The need to breathe links the mammalian olfactory system inextricably to the respiratory rhythms that draw air through the nose. In rodents and other small animals, slow oscillations of local field potential activity are driven at the rate of breathing (∼2–12 Hz) in olfactory bulb and cortex, and faster oscillatory bursts are coupled to specific phases of the respiratory cycle. These dynamic rhythms are thought to regulate cortical excitability and coordinate network interactions, helping to shape olfactory coding, memory, and behavior. However, while respiratory oscillations are a ubiquitous hallmark of olfactory system function in animals, direct evidence for such patterns is lacking in humans. In this study, we acquired intracranial EEG data from rare patients (Ps) with medically refractory epilepsy, enabling us to test the hypothesis that cortical oscillatory activity would be entrained to the human respiratory cycle, albeit at the much slower rhythm of ∼0.16–0.33 Hz. Our results reveal that natural breathing synchronizes electrical activity in human piriform (olfactory) cortex, as well as in limbic-related brain areas, including amygdala and hippocampus. Notably, oscillatory power peaked during inspiration and dissipated when breathing was diverted from nose to mouth. Parallel behavioral experiments showed that breathing phase enhances fear discrimination and memory retrieval. Our findings provide a unique framework for understanding the pivotal role of nasal breathing in coordinating neuronal oscillations to support stimulus processing and behavior.

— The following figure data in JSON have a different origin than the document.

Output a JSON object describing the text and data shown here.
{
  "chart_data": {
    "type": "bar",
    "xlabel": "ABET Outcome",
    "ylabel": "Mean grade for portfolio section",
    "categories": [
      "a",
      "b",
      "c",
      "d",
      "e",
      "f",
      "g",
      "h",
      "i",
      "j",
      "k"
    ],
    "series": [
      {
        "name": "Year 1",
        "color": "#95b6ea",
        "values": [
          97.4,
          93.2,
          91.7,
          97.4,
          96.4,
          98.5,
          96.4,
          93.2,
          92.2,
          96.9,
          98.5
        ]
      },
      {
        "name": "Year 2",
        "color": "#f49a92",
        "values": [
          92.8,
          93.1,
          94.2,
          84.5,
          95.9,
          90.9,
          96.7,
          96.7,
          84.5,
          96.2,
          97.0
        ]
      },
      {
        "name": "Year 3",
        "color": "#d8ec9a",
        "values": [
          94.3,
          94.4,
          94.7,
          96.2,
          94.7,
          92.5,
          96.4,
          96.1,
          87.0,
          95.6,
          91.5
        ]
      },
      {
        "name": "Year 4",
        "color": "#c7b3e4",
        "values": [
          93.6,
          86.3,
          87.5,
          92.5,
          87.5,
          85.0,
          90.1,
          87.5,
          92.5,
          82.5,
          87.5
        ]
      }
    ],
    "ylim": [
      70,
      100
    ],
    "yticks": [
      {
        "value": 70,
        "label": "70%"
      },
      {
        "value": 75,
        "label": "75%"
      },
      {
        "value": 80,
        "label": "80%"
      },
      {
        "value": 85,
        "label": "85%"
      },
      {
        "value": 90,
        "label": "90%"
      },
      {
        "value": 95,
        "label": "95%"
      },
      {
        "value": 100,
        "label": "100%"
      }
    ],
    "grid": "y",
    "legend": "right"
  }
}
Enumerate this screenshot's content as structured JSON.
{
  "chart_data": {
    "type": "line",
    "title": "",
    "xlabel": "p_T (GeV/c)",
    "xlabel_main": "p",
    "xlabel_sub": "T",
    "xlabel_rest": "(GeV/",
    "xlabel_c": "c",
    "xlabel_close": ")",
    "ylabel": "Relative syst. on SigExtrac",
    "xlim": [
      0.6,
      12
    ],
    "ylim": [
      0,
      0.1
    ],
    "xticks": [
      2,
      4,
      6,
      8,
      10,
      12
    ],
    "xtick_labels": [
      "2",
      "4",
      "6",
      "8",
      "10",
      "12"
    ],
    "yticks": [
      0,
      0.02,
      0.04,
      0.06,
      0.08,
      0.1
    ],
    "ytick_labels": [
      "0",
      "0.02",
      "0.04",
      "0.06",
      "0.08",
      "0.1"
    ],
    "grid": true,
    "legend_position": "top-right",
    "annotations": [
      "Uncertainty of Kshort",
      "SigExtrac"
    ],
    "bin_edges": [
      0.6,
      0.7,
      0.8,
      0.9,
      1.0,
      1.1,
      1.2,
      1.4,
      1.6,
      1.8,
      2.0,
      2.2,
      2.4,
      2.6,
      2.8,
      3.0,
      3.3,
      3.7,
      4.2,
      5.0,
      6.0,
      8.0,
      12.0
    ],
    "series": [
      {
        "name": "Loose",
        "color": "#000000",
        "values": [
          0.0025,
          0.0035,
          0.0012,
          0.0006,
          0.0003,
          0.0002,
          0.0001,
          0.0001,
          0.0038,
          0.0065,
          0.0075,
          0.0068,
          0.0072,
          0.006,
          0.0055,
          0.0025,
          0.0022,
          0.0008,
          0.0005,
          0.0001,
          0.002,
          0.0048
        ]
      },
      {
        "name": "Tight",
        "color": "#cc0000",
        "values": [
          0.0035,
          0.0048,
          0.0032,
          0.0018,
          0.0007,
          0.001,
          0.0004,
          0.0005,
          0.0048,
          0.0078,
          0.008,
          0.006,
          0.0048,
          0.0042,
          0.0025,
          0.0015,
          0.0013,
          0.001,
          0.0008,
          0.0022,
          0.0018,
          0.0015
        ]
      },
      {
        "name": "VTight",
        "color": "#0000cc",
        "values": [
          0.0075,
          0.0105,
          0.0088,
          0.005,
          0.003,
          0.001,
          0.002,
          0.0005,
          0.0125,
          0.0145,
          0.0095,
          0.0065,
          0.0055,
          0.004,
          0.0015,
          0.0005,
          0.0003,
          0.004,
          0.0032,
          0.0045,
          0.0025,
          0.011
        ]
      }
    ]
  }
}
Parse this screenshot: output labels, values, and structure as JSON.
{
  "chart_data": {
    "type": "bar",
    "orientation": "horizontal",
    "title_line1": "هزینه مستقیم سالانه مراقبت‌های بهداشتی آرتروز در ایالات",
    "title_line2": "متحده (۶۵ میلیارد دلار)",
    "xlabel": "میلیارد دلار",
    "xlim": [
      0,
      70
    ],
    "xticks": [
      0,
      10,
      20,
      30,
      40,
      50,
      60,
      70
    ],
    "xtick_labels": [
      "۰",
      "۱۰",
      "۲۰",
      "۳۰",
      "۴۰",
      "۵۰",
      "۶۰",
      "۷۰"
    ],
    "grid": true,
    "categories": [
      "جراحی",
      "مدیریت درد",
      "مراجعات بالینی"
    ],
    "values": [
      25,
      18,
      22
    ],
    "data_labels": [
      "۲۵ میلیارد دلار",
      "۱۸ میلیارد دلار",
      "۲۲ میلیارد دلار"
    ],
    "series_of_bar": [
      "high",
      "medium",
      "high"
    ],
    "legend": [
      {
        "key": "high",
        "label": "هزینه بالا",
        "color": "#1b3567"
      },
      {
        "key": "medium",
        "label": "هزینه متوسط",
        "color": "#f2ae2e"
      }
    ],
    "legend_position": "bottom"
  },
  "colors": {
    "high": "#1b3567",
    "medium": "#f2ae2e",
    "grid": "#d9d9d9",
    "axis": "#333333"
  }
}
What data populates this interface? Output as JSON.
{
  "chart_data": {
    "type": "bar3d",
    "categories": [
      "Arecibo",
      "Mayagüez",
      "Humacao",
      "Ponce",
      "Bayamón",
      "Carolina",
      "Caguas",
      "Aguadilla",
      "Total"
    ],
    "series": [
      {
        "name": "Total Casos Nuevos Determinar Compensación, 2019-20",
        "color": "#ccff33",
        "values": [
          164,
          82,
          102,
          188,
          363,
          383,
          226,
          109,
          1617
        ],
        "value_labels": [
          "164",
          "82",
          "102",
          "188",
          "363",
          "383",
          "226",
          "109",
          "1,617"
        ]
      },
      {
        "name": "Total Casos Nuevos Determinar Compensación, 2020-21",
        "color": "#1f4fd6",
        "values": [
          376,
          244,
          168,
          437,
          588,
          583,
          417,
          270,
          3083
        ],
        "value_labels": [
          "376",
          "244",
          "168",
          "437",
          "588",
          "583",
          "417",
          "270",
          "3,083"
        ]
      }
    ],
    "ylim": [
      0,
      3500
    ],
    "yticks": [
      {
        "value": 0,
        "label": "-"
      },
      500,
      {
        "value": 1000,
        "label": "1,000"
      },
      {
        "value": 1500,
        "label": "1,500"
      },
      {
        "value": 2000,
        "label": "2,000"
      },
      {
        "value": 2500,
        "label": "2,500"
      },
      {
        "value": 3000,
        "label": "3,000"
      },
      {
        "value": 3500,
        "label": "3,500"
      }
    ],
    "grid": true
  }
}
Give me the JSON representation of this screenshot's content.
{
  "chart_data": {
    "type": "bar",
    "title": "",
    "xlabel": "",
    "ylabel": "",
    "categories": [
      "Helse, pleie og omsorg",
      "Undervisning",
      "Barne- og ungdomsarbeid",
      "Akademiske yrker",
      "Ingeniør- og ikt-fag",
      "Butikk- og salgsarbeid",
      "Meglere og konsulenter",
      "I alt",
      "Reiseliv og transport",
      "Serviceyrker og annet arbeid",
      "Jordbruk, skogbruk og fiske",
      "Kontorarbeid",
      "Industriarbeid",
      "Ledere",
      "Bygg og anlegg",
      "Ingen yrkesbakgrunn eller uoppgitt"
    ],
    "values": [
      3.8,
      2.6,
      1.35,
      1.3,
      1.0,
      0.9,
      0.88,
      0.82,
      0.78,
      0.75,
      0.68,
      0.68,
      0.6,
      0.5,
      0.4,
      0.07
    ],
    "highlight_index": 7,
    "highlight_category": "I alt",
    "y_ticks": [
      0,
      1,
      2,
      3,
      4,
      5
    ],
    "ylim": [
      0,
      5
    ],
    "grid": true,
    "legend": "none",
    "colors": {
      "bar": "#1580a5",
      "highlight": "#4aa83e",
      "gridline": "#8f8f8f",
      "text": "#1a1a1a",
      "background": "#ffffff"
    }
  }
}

SIGNIFICANCE STATEMENT Animal studies have long shown that olfactory oscillatory activity emerges in line with the natural rhythm of breathing, even in the absence of an odor stimulus. Whether the breathing cycle induces cortical oscillations in the human brain is poorly understood. In this study, we collected intracranial EEG data from rare patients with medically intractable epilepsy, and found evidence for respiratory entrainment of local field potential activity in human piriform cortex, amygdala, and hippocampus. These effects diminished when breathing was diverted to the mouth, highlighting the importance of nasal airflow for generating respiratory oscillations. Finally, behavioral data in healthy subjects suggest that breathing phase systematically influences cognitive tasks related to amygdala and hippocampal functions.